In relation to the practice of deterritorilisaton, The FISahara film festival, coming to its 6th edition is one of the most atypical activist film festivals, which takes place in a refugee camp in the middle of the Algerian desert, where the Saharawi population live in exile, separated from their homeland. The festival run by the director Javier Corcuera is:
An extraordinary example of an “imagined community” in which hundreds of participants from around the world and thousands of Saharawi refugees live together for a week under the same roofs, eating the same food, watching the same films and participating in workshops and other cultural and educational events, temporarily sharing a land that ultimately belongs to none of them, and to which none of them belongs (Stefan Simanowitz and Isabel Santaolalla, 2012:122).

 

Therefore, using Deleuze and Guattari’s theoretical framework, one can expand the concept of deterriotorialisation to the gathering of film festivals. In fact, if the nomadic structure is a feature proper to almost all festivals, FISahara is a special case. It is a non -competitive peripatetic festival that each year moves to a different camp of the Saharawi refugee camp.
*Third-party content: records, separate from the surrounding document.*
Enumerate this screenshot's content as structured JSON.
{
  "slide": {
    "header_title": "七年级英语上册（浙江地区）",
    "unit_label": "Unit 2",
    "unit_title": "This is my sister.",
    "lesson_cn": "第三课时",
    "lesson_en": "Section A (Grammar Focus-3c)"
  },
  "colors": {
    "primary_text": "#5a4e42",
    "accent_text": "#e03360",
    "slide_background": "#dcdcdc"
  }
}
The festival becomes a cultural and educational event in which “through artistic and political camaraderie FISahara creates a platform for powerful intercultural exchange between the Saharawi and the external participants.” (2012:131). This is done with the purpose of increasing awareness and support of the struggle of the Saharawi conflict. Hence, festivals become a space that is constantly created anew through the experience and interactions of people that gather at a specific time in a specific place.

 

The Italian cultural scope is particularly fertile for what concerns peripathetic festivals. The multifaceted and heterogeneous feature characterising the Italian landscape identity has often been considered one of the main factors responsible for making this country difficult to govern, manage, and preserve. However, more than struggling to find solutions aimed to change the diverse Italian cultural morphology, one should challenge this reality and, to some extent, transform it into a resource.

 

Should we not start to pay more attention to the itinerant feature proper to festivals and develop it more extensively within our territory as a winning business/social model?